• rasim özdenören reçetelerinden biri.

    terkibi, saflığını ve sıhhatini büyük ölçüde yitiren fikrimizin ve yaşantımızın ıslâhı için faydalı yazılardan oluşuyor.

    "yoksul çocukları esirgeyip korumak adına düzenlenen balolarda, göbekleri yeterince şişmiş adamlar sabahlara kadar vur patlasın, çal oynasın vakit geçirirlerken, bu çocukların okuma kitaplarını nasıl satın alabileceğinin hesabının yapıldığı bir dünyâda bir bozukluk var demektir."

    "müslüman, çağın gözüyle islâm'a bakmaz, islâm'ın gözüyle çağa bakar."

    "bugünün müslümanları, aslında, teslim olmanın anlamını kavramaktan çok, müslümanların geçmişteki başarılarına gözlerini dikmiştir."

    "dünyânın bizi yaşamaya zorladığı hayâtı kaale almadan, müslümanlar kendileri için öngörülmüş hayâtı (islâm'ın öngördüğü hayâtı) bir don kişot saffetiyle yaşamalıdırlar. böyle bir hayat tarzı, mevcut kültürün bir unsuru, bir rüknü olarak yaşayanlar için biraz delilik, biraz kaçıklık olarak görülse bile."

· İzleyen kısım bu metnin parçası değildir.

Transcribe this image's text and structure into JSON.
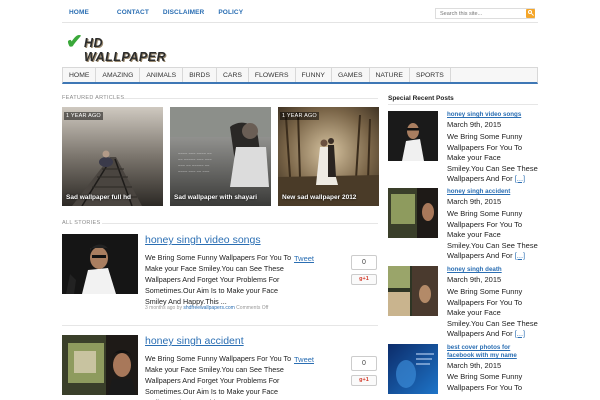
{
  "top_nav": {
    "items": [
      "HOME",
      "CONTACT",
      "DISCLAIMER",
      "POLICY"
    ],
    "search_placeholder": "Search this site..."
  },
  "logo": {
    "text": "HD WALLPAPER"
  },
  "main_nav": {
    "items": [
      "HOME",
      "AMAZING",
      "ANIMALS",
      "BIRDS",
      "CARS",
      "FLOWERS",
      "FUNNY",
      "GAMES",
      "NATURE",
      "SPORTS"
    ]
  },
  "featured": {
    "label": "FEATURED ARTICLES",
    "items": [
      {
        "badge": "1 YEAR AGO",
        "caption": "Sad wallpaper full hd"
      },
      {
        "badge": "1 YEAR AGO",
        "caption": "Sad wallpaper with shayari"
      },
      {
        "badge": "1 YEAR AGO",
        "caption": "New sad wallpaper 2012"
      }
    ]
  },
  "stories": {
    "label": "ALL STORIES",
    "items": [
      {
        "title": "honey singh video songs",
        "excerpt": "We Bring Some Funny Wallpapers For You To Make your Face Smiley.You can See These Wallpapers And Forget Your Problems For Sometimes.Our Aim Is to Make your Face Smiley And Happy.This ...",
        "tweet": "Tweet",
        "count": "0",
        "gplus": "g+1",
        "meta_prefix": "3 months ago by",
        "meta_author": "shdfreewallpapers.com",
        "meta_comments": "Comments Off"
      },
      {
        "title": "honey singh accident",
        "excerpt": "We Bring Some Funny Wallpapers For You To Make your Face Smiley.You can See These Wallpapers And Forget Your Problems For Sometimes.Our Aim Is to Make your Face Smiley And Happy.This ...",
        "tweet": "Tweet",
        "count": "0",
        "gplus": "g+1"
      }
    ]
  },
  "sidebar": {
    "title": "Special Recent Posts",
    "posts": [
      {
        "title": "honey singh video songs",
        "date": "March 9th, 2015",
        "text": "We Bring Some Funny Wallpapers For You To Make your Face Smiley.You Can See These Wallpapers And For",
        "more": "[...]"
      },
      {
        "title": "honey singh accident",
        "date": "March 9th, 2015",
        "text": "We Bring Some Funny Wallpapers For You To Make your Face Smiley.You Can See These Wallpapers And For",
        "more": "[...]"
      },
      {
        "title": "honey singh death",
        "date": "March 9th, 2015",
        "text": "We Bring Some Funny Wallpapers For You To Make your Face Smiley.You Can See These Wallpapers And For",
        "more": "[...]"
      },
      {
        "title": "best cover photos for facebook with my name",
        "date": "March 9th, 2015",
        "text": "We Bring Some Funny Wallpapers For You To",
        "more": ""
      }
    ]
  },
  "colors": {
    "link": "#2a6eb3",
    "nav_accent": "#3e77b5",
    "search_button": "#f4a62a",
    "logo_check": "#3aa83a"
  }
}
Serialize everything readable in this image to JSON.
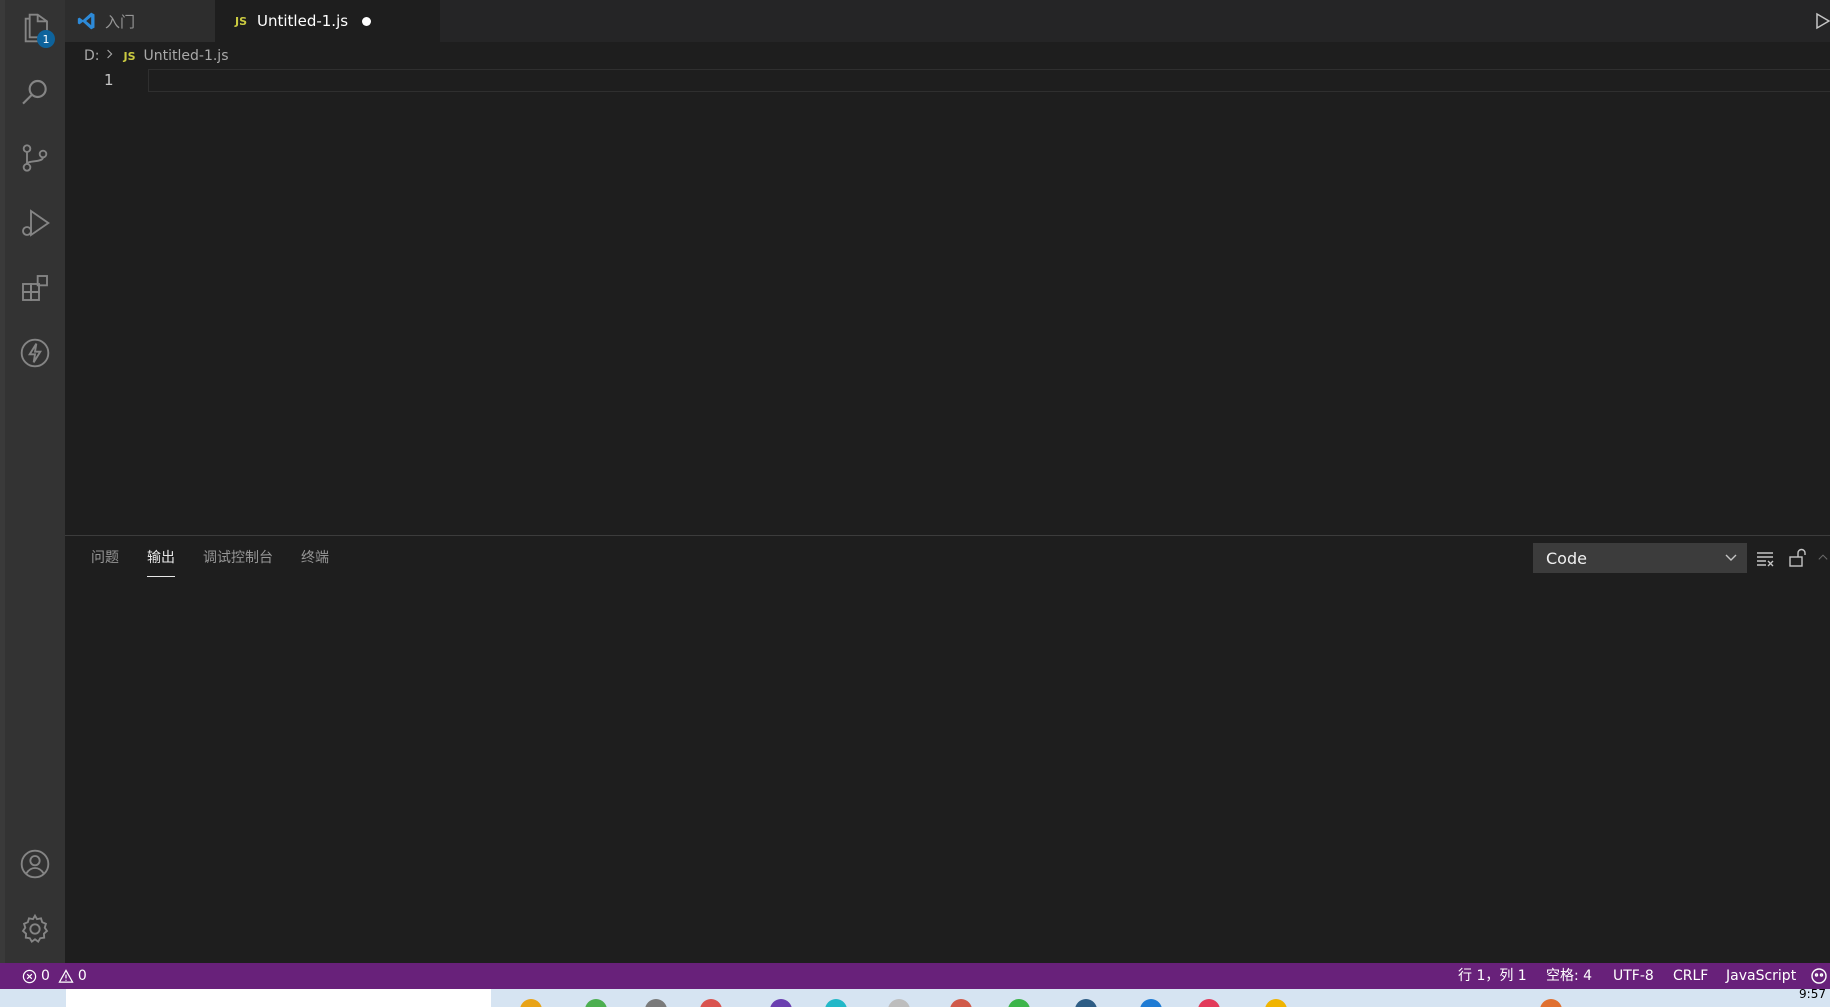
{
  "tabs": {
    "welcome_label": "入门",
    "file_label": "Untitled-1.js",
    "file_lang_badge": "JS"
  },
  "breadcrumb": {
    "drive": "D:",
    "lang_badge": "JS",
    "file": "Untitled-1.js"
  },
  "editor": {
    "line_number": "1"
  },
  "activity_bar": {
    "explorer_badge": "1",
    "icons": [
      "files-icon",
      "search-icon",
      "source-control-icon",
      "run-debug-icon",
      "extensions-icon",
      "lightning-icon",
      "account-icon",
      "gear-icon"
    ]
  },
  "panel": {
    "tabs": [
      "问题",
      "输出",
      "调试控制台",
      "终端"
    ],
    "active_tab": "输出",
    "output_channel": "Code"
  },
  "status_bar": {
    "errors": "0",
    "warnings": "0",
    "position": "行 1，列 1",
    "spaces": "空格: 4",
    "encoding": "UTF-8",
    "eol": "CRLF",
    "language": "JavaScript"
  },
  "taskbar": {
    "clock": "9:57"
  },
  "colors": {
    "editor_bg": "#1e1e1e",
    "activity_bg": "#333333",
    "status_bg": "#68217a",
    "badge_bg": "#0e639c",
    "js_icon": "#cbcb41"
  }
}
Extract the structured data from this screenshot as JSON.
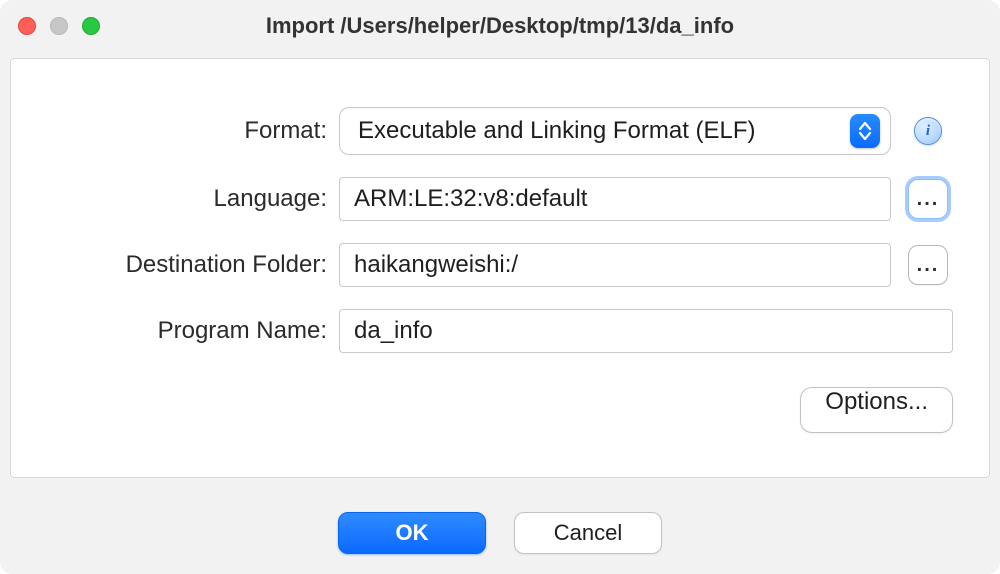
{
  "window": {
    "title": "Import /Users/helper/Desktop/tmp/13/da_info"
  },
  "labels": {
    "format": "Format:",
    "language": "Language:",
    "destination_folder": "Destination Folder:",
    "program_name": "Program Name:"
  },
  "fields": {
    "format": {
      "value": "Executable and Linking Format (ELF)"
    },
    "language": {
      "value": "ARM:LE:32:v8:default"
    },
    "destination_folder": {
      "value": "haikangweishi:/"
    },
    "program_name": {
      "value": "da_info"
    }
  },
  "buttons": {
    "options": "Options...",
    "ok": "OK",
    "cancel": "Cancel",
    "browse": "...",
    "info": "i"
  }
}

    "'ihtiyaçlar sonsuzdur' varsayımından yola çıkanların gözünü bu dünyânın hiçbir şeyi doyurmaya yetmiyor ama yetinmesini bilenler sahip oldukları nimetlerin şükrünü nasıl edâ edeceklerini bilemiyorlar."
  • meselâ bir edison'un, bir einstein'ın cehennemde yanmasına gönlünün razı olmadığını söyleyebilen biri farkına varmadan "hümanizmin" telkin ettiği görüş dairesine girmiş bulunur. dahası, bu görüş tarzı, allah'ın razı olduğundan razı olmamak gibi bir neticeye de çıkacağından, sahibini küfre de sokmuş bulunacaktır.

    sayfa 34
  • islam ve çeşitli meseleler üzerine kısa kısa yazılar içeren, rasim özdenören'e ait kitap. ele alınan çoğu mesele islamcıların öteden beri tartışageldiği hususlardan ibaret. dikkatimi çeken bir alıntı:

    ' müslüman başta allah'ın rızasını kazanma niyetiyle, ikinci olarak da başkalarının kendisinden bekledikleri ve kendi hakkında duyulan zanları yalan çıkartmamak gibi bir fazilet duygusuyla islamın buyruklarını amellerine yansıtmak "zorundadır". burada "fazilet" diye andığımız husus bazılarını yadırgatabilir. bu hususu imam-ı azam'ın hayatı boyunca uyguladığı bir davranış bize hatırlatıyor. gençliğinde bir gün çarşıdan geçerken onu göstermişler ve "işte sabahlara kadar ilim çalışan genç bu" demişler. aslında hiç de her gece sabaha kadar çalışmayan büyük imam, sırf insanların kendisi hakkında zanları yalan çıkmasın diye, o günden başlayarak ömrünün sonuna kadar öylece çalışmayı kendisine şiar edinmiş. '
    demiş rasim özdenören.

    gelin görün ki günümüz vasatında müslümanlar, haklarındaki zanları önemsemeden "benimle allah arasında, kime ne" umursamazlığıyla hareket edebiliyorlar.